Take, for example, a 1963 rapid transit plan for six lines of light rail extending from the downtown core.
New LRT lines are again being proposed and approved, but at far greater costs to retrofit the city with rails, not to mention the added challenge of changing public behaviour after five decades of increasing car dependency. According to Statistics Canada, 77 per cent of adults in the Capital region rely on automobiles for their commutes – the highest in the country for medium and large census metropolitan areas. Our citizens are also travelling farther and getting stuck in more traffic.
We had been warned.
In a 1930 City of Edmonton report on major streets, town planner John Tanqueray wrote: “… in every growing city the ever increasing volume of high-speed automobile traffic is year after year causing the inadequacies of the existing street systems to become more and more apparent.”
Before this shift, landscape architects emphasized walkability and accessibility.

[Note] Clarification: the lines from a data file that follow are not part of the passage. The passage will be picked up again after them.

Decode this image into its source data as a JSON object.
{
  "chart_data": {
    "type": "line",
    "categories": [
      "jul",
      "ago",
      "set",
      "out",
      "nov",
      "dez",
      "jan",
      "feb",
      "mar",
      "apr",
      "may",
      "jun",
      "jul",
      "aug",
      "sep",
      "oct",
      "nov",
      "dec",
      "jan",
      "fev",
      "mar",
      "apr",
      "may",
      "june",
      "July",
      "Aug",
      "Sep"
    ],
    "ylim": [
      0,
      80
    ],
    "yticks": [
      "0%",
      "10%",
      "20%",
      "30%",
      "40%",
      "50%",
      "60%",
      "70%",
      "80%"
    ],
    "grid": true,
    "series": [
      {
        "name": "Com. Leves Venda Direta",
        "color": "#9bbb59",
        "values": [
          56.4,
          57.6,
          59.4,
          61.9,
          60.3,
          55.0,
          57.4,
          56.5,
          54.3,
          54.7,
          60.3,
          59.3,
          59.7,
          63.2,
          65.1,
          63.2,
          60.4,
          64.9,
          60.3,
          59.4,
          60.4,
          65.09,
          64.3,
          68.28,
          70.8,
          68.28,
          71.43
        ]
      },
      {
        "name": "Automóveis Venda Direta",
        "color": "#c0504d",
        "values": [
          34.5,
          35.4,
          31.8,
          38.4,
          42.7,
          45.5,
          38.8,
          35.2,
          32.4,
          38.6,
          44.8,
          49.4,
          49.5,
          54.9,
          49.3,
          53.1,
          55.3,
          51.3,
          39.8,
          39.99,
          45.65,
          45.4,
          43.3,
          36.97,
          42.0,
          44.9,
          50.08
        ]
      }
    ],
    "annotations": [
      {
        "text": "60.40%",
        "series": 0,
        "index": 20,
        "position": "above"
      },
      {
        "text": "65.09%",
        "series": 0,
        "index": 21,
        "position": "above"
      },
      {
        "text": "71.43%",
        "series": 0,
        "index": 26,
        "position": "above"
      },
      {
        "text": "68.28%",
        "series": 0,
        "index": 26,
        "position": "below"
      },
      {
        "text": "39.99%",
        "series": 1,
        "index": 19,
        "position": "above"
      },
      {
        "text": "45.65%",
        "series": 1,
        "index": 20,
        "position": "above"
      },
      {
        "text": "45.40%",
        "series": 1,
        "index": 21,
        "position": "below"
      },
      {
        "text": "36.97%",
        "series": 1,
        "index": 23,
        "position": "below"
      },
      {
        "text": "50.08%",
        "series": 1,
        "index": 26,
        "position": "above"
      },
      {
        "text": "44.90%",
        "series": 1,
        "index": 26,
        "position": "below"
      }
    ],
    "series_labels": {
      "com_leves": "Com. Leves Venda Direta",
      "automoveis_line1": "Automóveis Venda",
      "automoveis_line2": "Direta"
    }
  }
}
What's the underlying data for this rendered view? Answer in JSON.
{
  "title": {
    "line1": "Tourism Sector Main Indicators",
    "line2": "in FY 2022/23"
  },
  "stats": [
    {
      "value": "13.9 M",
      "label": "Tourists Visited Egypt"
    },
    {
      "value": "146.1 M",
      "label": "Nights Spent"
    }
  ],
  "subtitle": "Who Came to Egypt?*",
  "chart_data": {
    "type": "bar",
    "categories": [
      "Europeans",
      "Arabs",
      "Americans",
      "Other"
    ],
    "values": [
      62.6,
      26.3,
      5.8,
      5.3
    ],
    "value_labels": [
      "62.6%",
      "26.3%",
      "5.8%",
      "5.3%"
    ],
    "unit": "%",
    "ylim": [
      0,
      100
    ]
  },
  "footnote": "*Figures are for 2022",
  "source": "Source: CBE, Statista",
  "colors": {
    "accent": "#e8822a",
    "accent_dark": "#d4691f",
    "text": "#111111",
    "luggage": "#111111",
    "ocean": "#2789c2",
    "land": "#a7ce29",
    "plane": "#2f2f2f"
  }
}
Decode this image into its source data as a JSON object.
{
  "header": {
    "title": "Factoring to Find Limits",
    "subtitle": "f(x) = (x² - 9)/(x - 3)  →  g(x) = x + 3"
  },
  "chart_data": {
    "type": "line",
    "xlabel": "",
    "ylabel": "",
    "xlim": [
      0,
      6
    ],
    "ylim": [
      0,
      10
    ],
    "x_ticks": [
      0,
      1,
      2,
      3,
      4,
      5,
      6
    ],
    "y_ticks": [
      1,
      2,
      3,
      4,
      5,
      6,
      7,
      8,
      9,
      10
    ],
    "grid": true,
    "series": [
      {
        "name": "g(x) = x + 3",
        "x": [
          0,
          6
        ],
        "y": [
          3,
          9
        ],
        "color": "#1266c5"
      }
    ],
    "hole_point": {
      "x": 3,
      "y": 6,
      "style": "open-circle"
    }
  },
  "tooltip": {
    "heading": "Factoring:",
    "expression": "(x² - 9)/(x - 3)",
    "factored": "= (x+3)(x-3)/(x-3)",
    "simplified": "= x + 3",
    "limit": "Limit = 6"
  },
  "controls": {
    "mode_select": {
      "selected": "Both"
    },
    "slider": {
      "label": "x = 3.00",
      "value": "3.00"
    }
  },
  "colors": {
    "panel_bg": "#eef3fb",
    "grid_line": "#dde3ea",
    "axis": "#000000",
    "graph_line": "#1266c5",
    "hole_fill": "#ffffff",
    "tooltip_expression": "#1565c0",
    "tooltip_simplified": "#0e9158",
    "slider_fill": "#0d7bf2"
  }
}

Frederick Todd, in 1907, envisioned a system of connected pathways throughout the river valley. (This vision reappears today in the River Valley Alliance‘s 2007 plan, and, like Todd’s proposal, funding will make or break it.) Five years later, Anthony Morell and Arthur Nichols expanded upon Todd’s report, proposing a system of parkways and boulevards to better connect parks throughout the entire city and, in turn, better connect communities.
There’s a lot we can learn from these aged plans, so it’s no surprise these ideas keep arising. For example, people have applauded the grand plans for turning 108th Street into Capital Boulevard, a pedestrian-friendly street with the Alberta Legislature as a terminal vista, but this idea belongs to Morell and Nichols, too. Shortly after the Edmonton-Strathcona amalgamation, they even envisioned a large, formal civic square in front of city hall, located where the Winspear Centre is now. Today, this is still a work in progress following the 2009 closure of 102A Avenue between the current city hall and Sir Winston Churchill Square.
Their recommendation, like many others, was sidetracked by the First World War. As in other Canadian cities, planning efforts were also limited by the Great Depression and the Second World War. In a 1949 report on the state of development in Edmonton, planner-architects John Bland and Harold Spence-Sales wrote: “… the exercising of planning function over the last 20 years cannot be regarded as other than inadequate.”
At 1950s planning conferences in and around Edmonton, suburban development and growth management were hot topics. At one, architect and planning consultant Warnett Kennedy spoke about subdivisions “being tacked on painlessly around the perimeters of existing cities, forming a patchwork quilt, and increasingly we have miles and miles of sub-subdivisions.” Decades later, a provincial task force in 1972 proposed the creation of an urban growth boundary.
Nevertheless, Edmonton continued to spread outward, and now has a land area larger than the City of Toronto. In 1955, provincial government documents showed steeply rising capital and maintenance costs, primarily due to suburban development, up 10 times over the previous decade.
But good plans don’t become reality without strong champions, and enough funding to see them through. Outside consultants like Todd, Morell and Nichols gave their recommendations to local planners, politicians and decision makers to implement; the next steps were out of their hands.
Community members need to find, demand and create more opportunities to get engaged in the direct physical improvement of their neighbourhoods and city. Our role is to keep those who set priorities and assign budgets accountable to the public interest. Doing so will result in a healthier population stronger community ties and a more efficient government.
The status quo alternative is more urban sprawl as more of us become stuck in traffic, and short on patience, health, time and money.